Optimal design of electric machines, having complex 3-D magnetic flux path, such as transverse flux or axial flux motors, is computationally demanding owing to the unavailability of a fast 2-D finite-element method (FEM), which leads to the indispensable use of costly 3-D FEM models. With multiobjectives and large design parameter vector, this task is further exacerbated. To accelerate the design procedure, unlike conventional methods, this article proposes the use of two information sources, an expensive but accurate high-fidelity 3-D-FEM model and a fast but inaccurate low-fidelity 2-D-equivalent FEM model to exploit corresponding opposite merits of each and construct a multifidelity surrogate model (response surface) with minimum number of expensive 3-D-FEM simulations. The low-fidelity 2-D model, which intrinsically does not exist for such machines, is generated by ensuring equal magnetic reluctance along main magnetic path despite deformation of model's geometry.

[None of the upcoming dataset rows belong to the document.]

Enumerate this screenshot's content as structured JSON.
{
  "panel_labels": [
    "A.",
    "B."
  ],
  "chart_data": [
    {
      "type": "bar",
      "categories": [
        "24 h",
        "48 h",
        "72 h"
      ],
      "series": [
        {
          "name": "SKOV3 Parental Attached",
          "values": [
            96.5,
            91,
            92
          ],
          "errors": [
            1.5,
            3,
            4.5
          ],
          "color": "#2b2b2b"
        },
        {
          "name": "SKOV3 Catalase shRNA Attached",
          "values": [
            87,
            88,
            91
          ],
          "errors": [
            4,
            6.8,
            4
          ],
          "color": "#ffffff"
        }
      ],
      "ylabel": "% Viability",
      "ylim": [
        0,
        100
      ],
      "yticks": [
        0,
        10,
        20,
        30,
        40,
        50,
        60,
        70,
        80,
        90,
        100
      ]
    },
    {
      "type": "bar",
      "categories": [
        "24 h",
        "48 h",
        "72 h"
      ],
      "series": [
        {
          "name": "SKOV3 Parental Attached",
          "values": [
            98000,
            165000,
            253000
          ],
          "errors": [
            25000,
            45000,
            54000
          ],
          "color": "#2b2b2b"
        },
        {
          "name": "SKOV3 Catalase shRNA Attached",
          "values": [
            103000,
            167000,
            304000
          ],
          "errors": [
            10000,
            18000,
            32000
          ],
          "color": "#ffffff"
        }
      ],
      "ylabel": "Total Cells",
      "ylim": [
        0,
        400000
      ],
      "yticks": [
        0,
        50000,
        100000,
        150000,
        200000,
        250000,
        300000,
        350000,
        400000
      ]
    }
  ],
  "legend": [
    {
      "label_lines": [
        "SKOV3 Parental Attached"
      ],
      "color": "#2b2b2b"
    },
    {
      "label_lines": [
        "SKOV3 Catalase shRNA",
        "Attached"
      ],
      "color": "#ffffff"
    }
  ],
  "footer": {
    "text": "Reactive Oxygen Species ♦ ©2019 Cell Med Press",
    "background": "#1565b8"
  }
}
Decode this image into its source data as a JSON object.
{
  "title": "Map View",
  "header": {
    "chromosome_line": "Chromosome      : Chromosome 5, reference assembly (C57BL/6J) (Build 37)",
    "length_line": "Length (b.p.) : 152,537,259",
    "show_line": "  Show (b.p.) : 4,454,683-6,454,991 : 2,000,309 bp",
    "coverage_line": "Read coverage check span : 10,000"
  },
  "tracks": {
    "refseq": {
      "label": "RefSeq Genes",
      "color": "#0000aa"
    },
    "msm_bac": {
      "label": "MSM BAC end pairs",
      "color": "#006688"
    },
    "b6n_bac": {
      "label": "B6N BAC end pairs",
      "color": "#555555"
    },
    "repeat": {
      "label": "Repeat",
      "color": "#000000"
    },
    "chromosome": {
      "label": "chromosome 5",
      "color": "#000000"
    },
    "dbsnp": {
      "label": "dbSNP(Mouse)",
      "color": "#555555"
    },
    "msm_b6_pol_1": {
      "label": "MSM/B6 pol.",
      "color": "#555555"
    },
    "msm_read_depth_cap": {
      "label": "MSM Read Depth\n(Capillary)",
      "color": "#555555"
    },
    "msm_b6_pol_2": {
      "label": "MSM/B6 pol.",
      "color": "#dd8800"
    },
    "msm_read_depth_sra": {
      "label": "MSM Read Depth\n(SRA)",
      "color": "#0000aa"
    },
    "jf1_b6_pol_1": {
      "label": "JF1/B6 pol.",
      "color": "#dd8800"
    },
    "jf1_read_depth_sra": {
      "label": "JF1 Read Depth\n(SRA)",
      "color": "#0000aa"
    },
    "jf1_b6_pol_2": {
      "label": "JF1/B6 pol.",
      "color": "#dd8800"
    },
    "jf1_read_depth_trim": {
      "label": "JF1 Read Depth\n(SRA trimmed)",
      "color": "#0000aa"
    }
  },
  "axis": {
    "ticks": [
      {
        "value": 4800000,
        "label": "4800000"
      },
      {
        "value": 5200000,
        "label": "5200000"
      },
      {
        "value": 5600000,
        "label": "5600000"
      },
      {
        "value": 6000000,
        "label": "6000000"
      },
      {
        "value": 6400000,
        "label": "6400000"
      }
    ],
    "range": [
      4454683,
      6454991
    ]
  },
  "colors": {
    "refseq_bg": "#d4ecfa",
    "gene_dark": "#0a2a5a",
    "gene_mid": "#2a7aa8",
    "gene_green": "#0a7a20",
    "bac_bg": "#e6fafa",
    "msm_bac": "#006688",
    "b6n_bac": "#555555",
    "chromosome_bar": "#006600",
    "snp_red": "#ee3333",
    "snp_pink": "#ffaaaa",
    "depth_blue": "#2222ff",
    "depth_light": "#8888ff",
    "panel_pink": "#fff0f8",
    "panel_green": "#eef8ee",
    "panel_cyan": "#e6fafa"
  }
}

The proposed methodology is applied to optimize a novel magnetically levitated transverse flux permanent magnet linear synchronous motor, considering suspension characteristics (lateral and normal stiffnesses) along with thrust as objectives and a seven parameter design vector. Results show significant design time-saving without compromising surrogate accuracy. The optimized design is fabricated and relevant experimental measurements are taken.